BNPL and split-payment options have dominated the embedded banking conversation in recent months, but we have only just scratched the surface of what is possible with BaaS. Here’s a glance at the innovations retailers can access today…
Decoupled debit – a new way to foster customer loyalty
Adding value to the customer experience (CX) should be the motivating factor behind most business decisions. And the returns for excellent CX can be material for brands: Google found that 73% of consumers say that a good experience is key in influencing their brand loyalties. Retailers must start looking for new ways to build customer loyalty – and this involves engaging with customers beyond the initial purchase.
By tapping into the opportunities created by the EU’s PSD2 regulations, leading BaaS provider, Vodeno, offers a product already popular in Germany and gaining traction across Europe: decoupled debit cards.
This model enables fintechs and other brands to link their own branded debit card to a customer’s preferred bank account – giving them the ability to seamlessly pay for purchases using the card, with payment of funds automatically processed via the customer’s bank.
BaaS providers can offer non-financial brands – from retailers to sports teams and airlines – white-labelled decoupled debit cards that are wholly owned and controlled by them. Decoupled debit eases the friction of adopting a new debit card because the user does not need to top up funds in order to use the card, and fintechs and brands can layer on additional benefits like cash back and loyalty incentives when the card is used.
Germany’s Vantik, for instance, partnered with Vodeno to take advantage of this concept by creating a card that pays cashback on every purchase into cardholders’ pension plans – pledging to invest the money into funds sustainably and profitably until their retirement, and giving them a reason to keep using the card.
Meanwhile, decoupled debit helps retailers generate spending insights. Open Banking allows brands to get to know their customers better, and make more informed, data-driven decisions in line with individual preferences. Having a better overview of a customer’s purchasing history and shopping behaviour allows companies to identify patterns and find new opportunities to offer the right products, support and experiences.
The rise of merchant financing
The noise surrounding embedded lending has, to date, been focused on the consumer. BNPL options at checkout have soared in popularity, giving customers the option to pay for purchases in instalments. An extension of this trend can be applied to businesses who are also on the hunt for suitable and accessible credit options.

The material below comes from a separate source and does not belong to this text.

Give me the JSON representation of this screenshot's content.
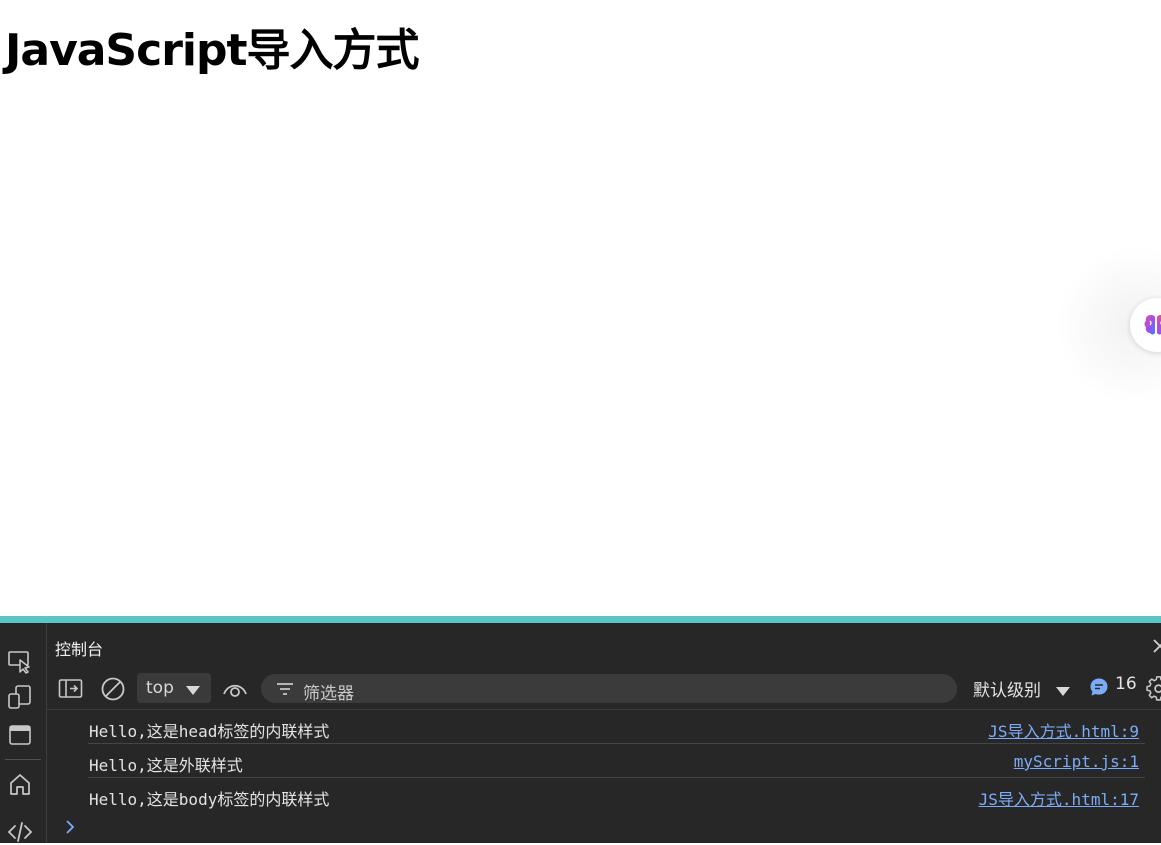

Demand for finance from SME retailers is high, particularly on the back of pandemic-induced uncertainty. Data from UK Finance shows that demand from SMEs on the whole increased into 2021, with more applications made for cash flow funding than was seen pre-pandemic. As economies reopen and businesses look to realise their growth ambitions, retailers will be looking for alternatives to traditional lending options – which is exactly why the real action will soon be taking place in B2B payments.
Offering retailers access to instant credit, merchant financing is already a popular product in the U.S. Rather than being forced to accept inflexible borrowing options, fintech innovators are stepping in to provide SMEs with a hassle-free solution. Forget paper-based applications, manual credit checks and high penalties for late repayments – merchant financing is an easily accessible, fully digital alternative.

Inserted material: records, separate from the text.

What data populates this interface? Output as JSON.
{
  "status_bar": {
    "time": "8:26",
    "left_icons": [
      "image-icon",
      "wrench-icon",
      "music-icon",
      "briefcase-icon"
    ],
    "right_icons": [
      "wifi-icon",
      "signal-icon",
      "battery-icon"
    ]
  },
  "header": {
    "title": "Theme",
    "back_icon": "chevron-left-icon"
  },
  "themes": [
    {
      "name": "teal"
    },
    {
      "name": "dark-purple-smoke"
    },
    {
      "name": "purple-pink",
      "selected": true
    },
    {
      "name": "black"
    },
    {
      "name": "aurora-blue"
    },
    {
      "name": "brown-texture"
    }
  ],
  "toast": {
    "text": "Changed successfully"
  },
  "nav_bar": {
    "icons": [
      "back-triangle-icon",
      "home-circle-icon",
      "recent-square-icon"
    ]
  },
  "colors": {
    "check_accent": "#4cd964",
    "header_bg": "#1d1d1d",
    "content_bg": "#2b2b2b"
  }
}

At its core, the products offer access to upfront funding that retailers can use to produce, buy and sell goods. The capital that was secured is paid off once these goods are sold and profits are realised. In establishing this connection, SMEs are empowered to fully manage their cash flow in line with their turnover.

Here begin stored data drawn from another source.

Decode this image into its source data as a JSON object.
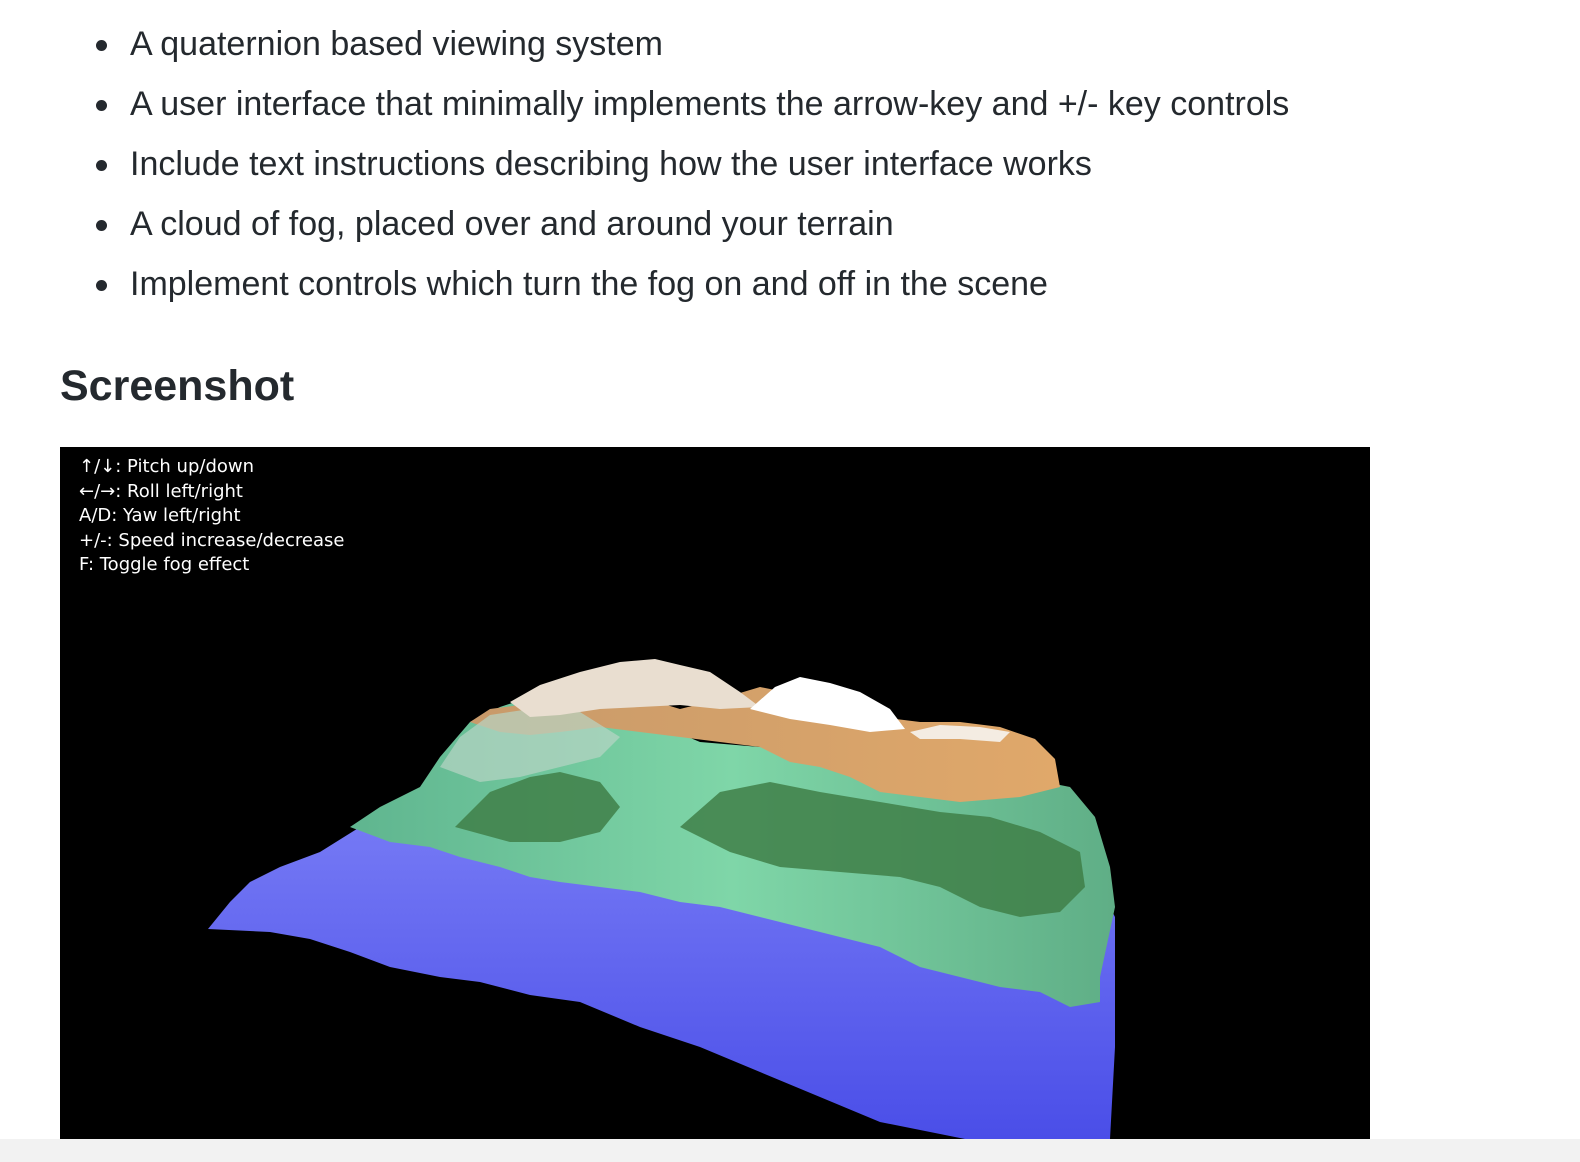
{
  "requirements": {
    "items": [
      "A quaternion based viewing system",
      "A user interface that minimally implements the arrow-key and +/- key controls",
      "Include text instructions describing how the user interface works",
      "A cloud of fog, placed over and around your terrain",
      "Implement controls which turn the fog on and off in the scene"
    ]
  },
  "heading": "Screenshot",
  "screenshot": {
    "instructions": [
      "↑/↓: Pitch up/down",
      "←/→: Roll left/right",
      "A/D: Yaw left/right",
      "+/-: Speed increase/decrease",
      "F: Toggle fog effect"
    ],
    "colors": {
      "background": "#000000",
      "water": "#5a5ef0",
      "grass": "#6ec79a",
      "forest": "#3f7f48",
      "rock": "#d6a26a",
      "snow": "#ffffff"
    }
  }
}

The benefits are clear to all retailers looking to overcome the limitations of traditional business loans. BaaS providers that offer a quick and easy, fully digital onboarding and verification process can help businesses cut through the red tape, thanks largely to the innovative API-based technology at play behind the scenes. Additionally, credit limits will be dictated by turnover history, rather than the historical financial statements currently required by traditional banks. No doubt, European players, like Vodeno, are taking note and expanding their merchant financing business..
Frictionless payment experiences are just the beginning where embedded finance is concerned. SME lending and decoupled debit are just two areas that are set to thrive with the help of BaaS, diversifying the options available to retailers who want to join the fintech revolution. Delivering the technical infrastructure, connectivity and banking know-how needed to make integrated financial services a reality will drive real innovation within the retail space in the months and years to come.
Tom Bentley is the Chief Commercial Officer of VODENO. Tom is an expert in the banking and financial services sector with more than 12 years of experience.
Tom joined VODENO from Thought Machine where he was responsible for growing its business across Europe. Prior to Thought Machine, he held executive roles at banking software company, Temenos, across Asia and Australia, working with some of the most disruptive fintechs in the world.